Cela lui était déjà arrivé, surtout en période de crise ou lors d'une opération qui se compliquait ou pour s'occuper des patients lorsqu'ils étaient à court de personnel. Cela arrivait à beaucoup de monde sur Atlantis. Au point qu'elle avait dû parfois prendre des mesures à l'encontre de certains pour qu'ils se reposent, contraints et forcés. Mais elle était au moins capable de laisser son travail lorsqu'elle quittait l'infirmerie et la Cité. Rodney lui, avait toujours le cerveau en ébullition. Il n'était certes pas entièrement responsable de la situation et elle pouvait comprendre que le SGC profite de son passage sur Terre pour faire appel à ses lumières. Le contraire l'aurait, à vrai dire, étonnée. Mais elle refusait que cela se fasse au détriment de leurs vacances. Elle soupira.

« J'aimerais juste savoir si tu comptes passer toutes tes vacances ici à travailler ou si je peux espérer profiter de ta présence comme prévu. Je veux bien t'accorder quelques jours de plus ici et faire les visites familiales toute seule, mais pas la suite. Et sache que si tu viens, il n'est pas question que tu emmènes quoi que ce soit qui te permette de travailler à distance. Pas d'ordinateur ou de tablette et le téléphone ne sera à utiliser qu'en cas d'urgence. Sinon, autant que tu restes ici, cela sera beaucoup plus pratique pour tout le monde. »

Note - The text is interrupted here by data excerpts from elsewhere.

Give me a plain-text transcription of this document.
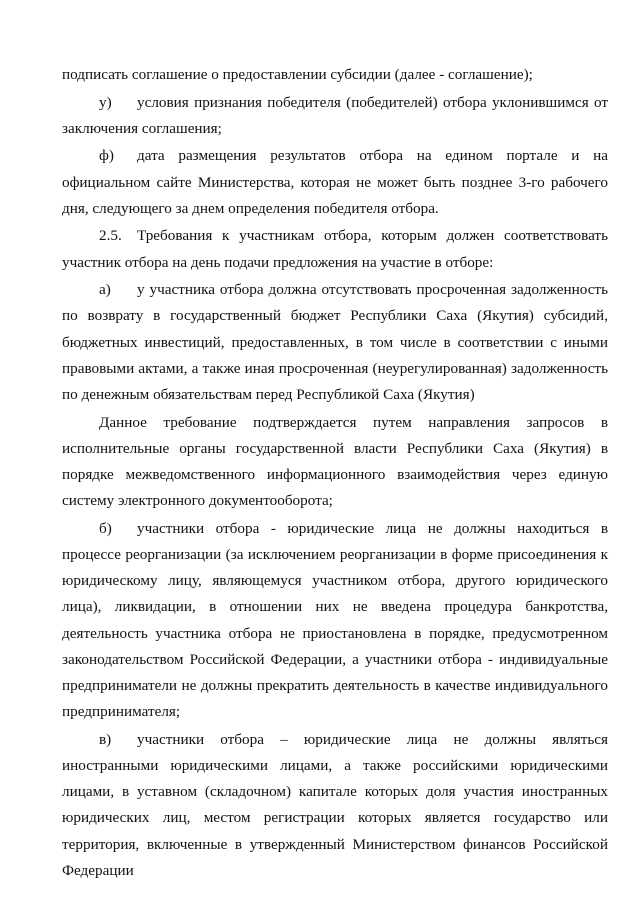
подписать соглашение о предоставлении субсидии (далее - соглашение);

у) условия признания победителя (победителей) отбора уклонившимся от заключения соглашения;

ф) дата размещения результатов отбора на едином портале и на официальном сайте Министерства, которая не может быть позднее 3-го рабочего дня, следующего за днем определения победителя отбора.

2.5. Требования к участникам отбора, которым должен соответствовать участник отбора на день подачи предложения на участие в отборе:

а) у участника отбора должна отсутствовать просроченная задолженность по возврату в государственный бюджет Республики Саха (Якутия) субсидий, бюджетных инвестиций, предоставленных, в том числе в соответствии с иными правовыми актами, а также иная просроченная (неурегулированная) задолженность по денежным обязательствам перед Республикой Саха (Якутия)

Данное требование подтверждается путем направления запросов в исполнительные органы государственной власти Республики Саха (Якутия) в порядке межведомственного информационного взаимодействия через единую систему электронного документооборота;

б) участники отбора - юридические лица не должны находиться в процессе реорганизации (за исключением реорганизации в форме присоединения к юридическому лицу, являющемуся участником отбора, другого юридического лица), ликвидации, в отношении них не введена процедура банкротства, деятельность участника отбора не приостановлена в порядке, предусмотренном законодательством Российской Федерации, а участники отбора - индивидуальные предприниматели не должны прекратить деятельность в качестве индивидуального предпринимателя;

в) участники отбора – юридические лица не должны являться иностранными юридическими лицами, а также российскими юридическими лицами, в уставном (складочном) капитале которых доля участия иностранных юридических лиц, местом регистрации которых является государство или территория, включенные в утвержденный Министерством финансов Российской Федерации
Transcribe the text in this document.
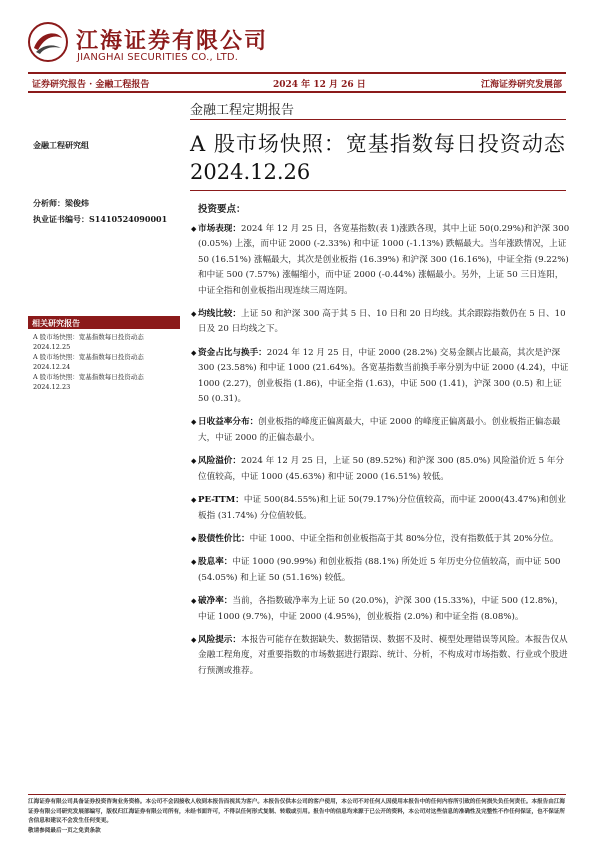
江海证券有限公司
JIANGHAI SECURITIES CO., LTD.
证券研究报告 · 金融工程报告	2024 年 12 月 26 日	江海证券研究发展部
金融工程定期报告
A 股市场快照：宽基指数每日投资动态
2024.12.26
金融工程研究组
分析师：梁俊炜
执业证书编号：S1410524090001
相关研究报告

A 股市场快照：宽基指数每日投资动态 2024.12.25

A 股市场快照：宽基指数每日投资动态 2024.12.24

A 股市场快照：宽基指数每日投资动态 2024.12.23

投资要点：

◆ 市场表现：2024 年 12 月 25 日，各宽基指数(表 1)涨跌各现，其中上证 50(0.29%)和沪深 300 (0.05%) 上涨，而中证 2000 (-2.33%) 和中证 1000 (-1.13%) 跌幅最大。当年涨跌情况，上证 50 (16.51%) 涨幅最大，其次是创业板指 (16.39%) 和沪深 300 (16.16%)，中证全指 (9.22%) 和中证 500 (7.57%) 涨幅缩小，而中证 2000 (-0.44%) 涨幅最小。另外，上证 50 三日连阳，中证全指和创业板指出现连续三周连阴。

◆ 均线比较：上证 50 和沪深 300 高于其 5 日、10 日和 20 日均线。其余跟踪指数仍在 5 日、10 日及 20 日均线之下。

◆ 资金占比与换手：2024 年 12 月 25 日，中证 2000 (28.2%) 交易金额占比最高，其次是沪深 300 (23.58%) 和中证 1000 (21.64%)。各宽基指数当前换手率分别为中证 2000 (4.24)，中证 1000 (2.27)，创业板指 (1.86)，中证全指 (1.63)，中证 500 (1.41)，沪深 300 (0.5) 和上证 50 (0.31)。

◆ 日收益率分布：创业板指的峰度正偏离最大，中证 2000 的峰度正偏离最小。创业板指正偏态最大，中证 2000 的正偏态最小。

◆ 风险溢价：2024 年 12 月 25 日，上证 50 (89.52%) 和沪深 300 (85.0%) 风险溢价近 5 年分位值较高，中证 1000 (45.63%) 和中证 2000 (16.51%) 较低。

◆ PE-TTM：中证 500(84.55%)和上证 50(79.17%)分位值较高，而中证 2000(43.47%)和创业板指 (31.74%) 分位值较低。

◆ 股债性价比：中证 1000、中证全指和创业板指高于其 80%分位，没有指数低于其 20%分位。

◆ 股息率：中证 1000 (90.99%) 和创业板指 (88.1%) 所处近 5 年历史分位值较高，而中证 500 (54.05%) 和上证 50 (51.16%) 较低。

◆ 破净率：当前，各指数破净率为上证 50 (20.0%)，沪深 300 (15.33%)，中证 500 (12.8%)，中证 1000 (9.7%)，中证 2000 (4.95%)，创业板指 (2.0%) 和中证全指 (8.08%)。

◆ 风险提示：本报告可能存在数据缺失、数据错误、数据不及时、模型处理错误等风险。本报告仅从金融工程角度，对重要指数的市场数据进行跟踪、统计、分析，不构成对市场指数、行业或个股进行预测或推荐。

江海证券有限公司具备证券投资咨询业务资格。本公司不会因接收人收到本报告而视其为客户。本报告仅供本公司的客户使用，本公司不对任何人因使用本报告中的任何内容所引致的任何损失负任何责任。本报告由江海证券有限公司研究发展部编写，版权归江海证券有限公司所有，未经书面许可，不得以任何形式复制、转载或引用。报告中的信息均来源于已公开的资料，本公司对这些信息的准确性及完整性不作任何保证，也不保证所含信息和建议不会发生任何变更。
敬请参阅最后一页之免责条款
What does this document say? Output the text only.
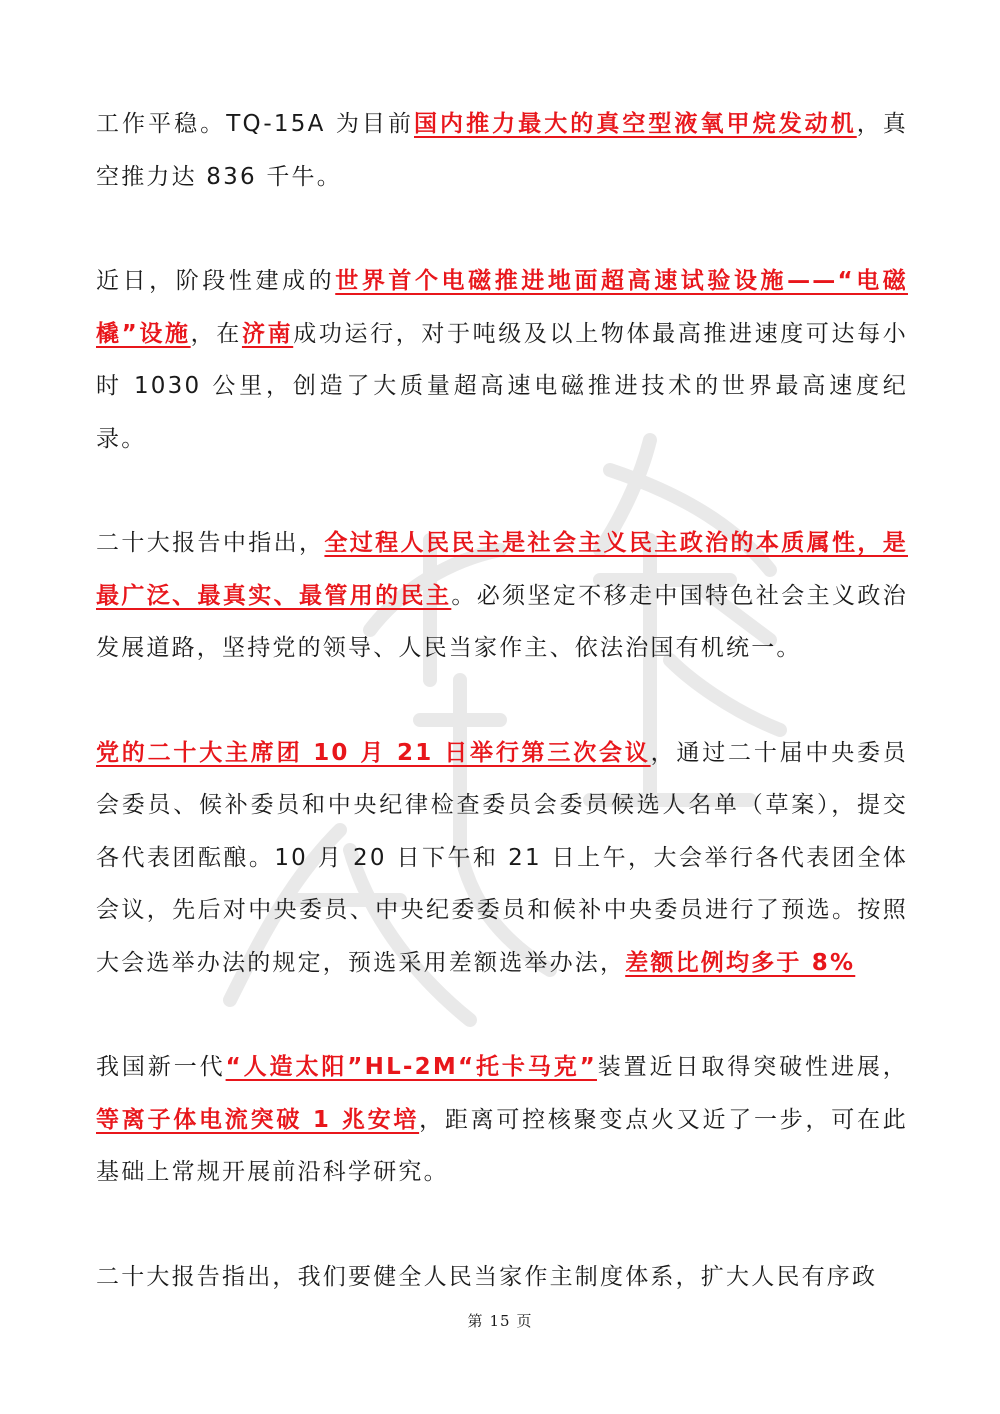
工作平稳。TQ-15A 为目前国内推力最大的真空型液氧甲烷发动机，真空推力达 836 千牛。

近日，阶段性建成的世界首个电磁推进地面超高速试验设施——“电磁橇”设施，在济南成功运行，对于吨级及以上物体最高推进速度可达每小时 1030 公里，创造了大质量超高速电磁推进技术的世界最高速度纪录。

二十大报告中指出，全过程人民民主是社会主义民主政治的本质属性，是最广泛、最真实、最管用的民主。必须坚定不移走中国特色社会主义政治发展道路，坚持党的领导、人民当家作主、依法治国有机统一。

党的二十大主席团 10 月 21 日举行第三次会议，通过二十届中央委员会委员、候补委员和中央纪律检查委员会委员候选人名单（草案），提交各代表团酝酿。10 月 20 日下午和 21 日上午，大会举行各代表团全体会议，先后对中央委员、中央纪委委员和候补中央委员进行了预选。按照大会选举办法的规定，预选采用差额选举办法，差额比例均多于 8%

我国新一代“人造太阳”HL-2M“托卡马克”装置近日取得突破性进展，等离子体电流突破 1 兆安培，距离可控核聚变点火又近了一步，可在此基础上常规开展前沿科学研究。

二十大报告指出，我们要健全人民当家作主制度体系，扩大人民有序政

第 15 页
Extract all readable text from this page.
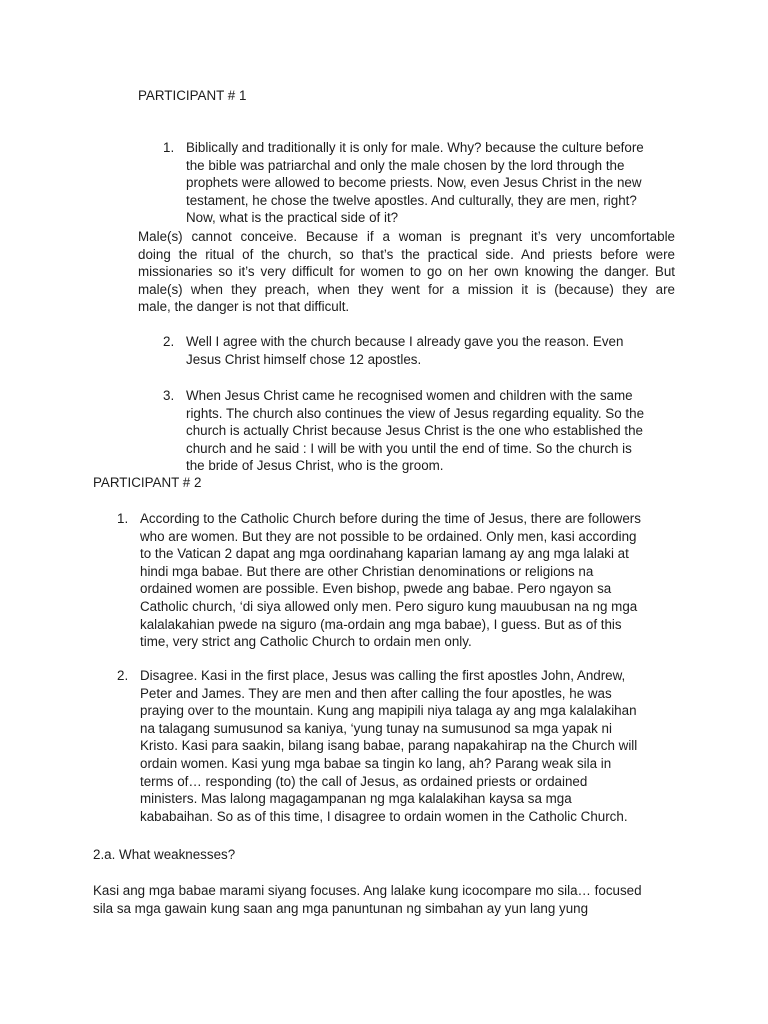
PARTICIPANT # 1
1. Biblically and traditionally it is only for male. Why? because the culture before
the bible was patriarchal and only the male chosen by the lord through the
prophets were allowed to become priests. Now, even Jesus Christ in the new
testament, he chose the twelve apostles. And culturally, they are men, right?
Now, what is the practical side of it?
Male(s) cannot conceive. Because if a woman is pregnant it’s very uncomfortable
doing the ritual of the church, so that’s the practical side. And priests before were
missionaries so it’s very difficult for women to go on her own knowing the danger. But
male(s) when they preach, when they went for a mission it is (because) they are
male, the danger is not that difficult.
2. Well I agree with the church because I already gave you the reason. Even
Jesus Christ himself chose 12 apostles.
3. When Jesus Christ came he recognised women and children with the same
rights. The church also continues the view of Jesus regarding equality. So the
church is actually Christ because Jesus Christ is the one who established the
church and he said : I will be with you until the end of time. So the church is
the bride of Jesus Christ, who is the groom.
PARTICIPANT # 2
1. According to the Catholic Church before during the time of Jesus, there are followers
who are women. But they are not possible to be ordained. Only men, kasi according
to the Vatican 2 dapat ang mga oordinahang kaparian lamang ay ang mga lalaki at
hindi mga babae. But there are other Christian denominations or religions na
ordained women are possible. Even bishop, pwede ang babae. Pero ngayon sa
Catholic church, ‘di siya allowed only men. Pero siguro kung mauubusan na ng mga
kalalakahian pwede na siguro (ma-ordain ang mga babae), I guess. But as of this
time, very strict ang Catholic Church to ordain men only.
2. Disagree. Kasi in the first place, Jesus was calling the first apostles John, Andrew,
Peter and James. They are men and then after calling the four apostles, he was
praying over to the mountain. Kung ang mapipili niya talaga ay ang mga kalalakihan
na talagang sumusunod sa kaniya, ‘yung tunay na sumusunod sa mga yapak ni
Kristo. Kasi para saakin, bilang isang babae, parang napakahirap na the Church will
ordain women. Kasi yung mga babae sa tingin ko lang, ah? Parang weak sila in
terms of… responding (to) the call of Jesus, as ordained priests or ordained
ministers. Mas lalong magagampanan ng mga kalalakihan kaysa sa mga
kababaihan. So as of this time, I disagree to ordain women in the Catholic Church.
2.a. What weaknesses?
Kasi ang mga babae marami siyang focuses. Ang lalake kung icocompare mo sila… focused
sila sa mga gawain kung saan ang mga panuntunan ng simbahan ay yun lang yung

Ce qu'elle s'était soigneusement abstenue de lui dire, c'est que là où ils allaient, il n'y avait pas de réseau. Elle s'en était assurée. Elle ne pouvait pas s'empêcher d'imaginer sa tête quand il le découvrirait. Même s'il décidait malgré tout de travailler, il serait assez vite limité et devrait donc lui consacrer un peu de temps. Le téléphone constituait une exception. Rodney aurait été trop angoissé s'ils avaient été coupés de tout pour vraiment profiter du séjour. Et il s'agissait aussi d'une requête du SGC qui lui avait remis d'ailleurs remis un téléphone satellite pour l'occasion afin qu'ils puissent contacter l'extérieur, ou être contactés, en cas de besoin. Mais tout cela, il ne l'apprendrait qu'une fois sur place. À condition qu'il accepte de lâcher le SGC et de venir. Elle reprit :

« Je suis persuadée qu'ils peuvent se passer de toi quelques jours et qu'ils sauront se débrouiller. Ils n'ont pas ton génie, mais ils peuvent s'en sortir, sinon ils n'auraient pas été embauchés. Ils iront juste moins vite. Au pire, s'ils n'ont toujours pas résolu leur problème à notre retour, tu seras libre de retourner les aider autant que tu veux. »

Elle s'adossa au mur avant de finir :

« Voilà pourquoi je suis venue. J'ai besoin de savoir ce que tu comptes faire exactement. »

Sa réponse déterminerait si elle allait vraiment être fâchée ou non contre lui.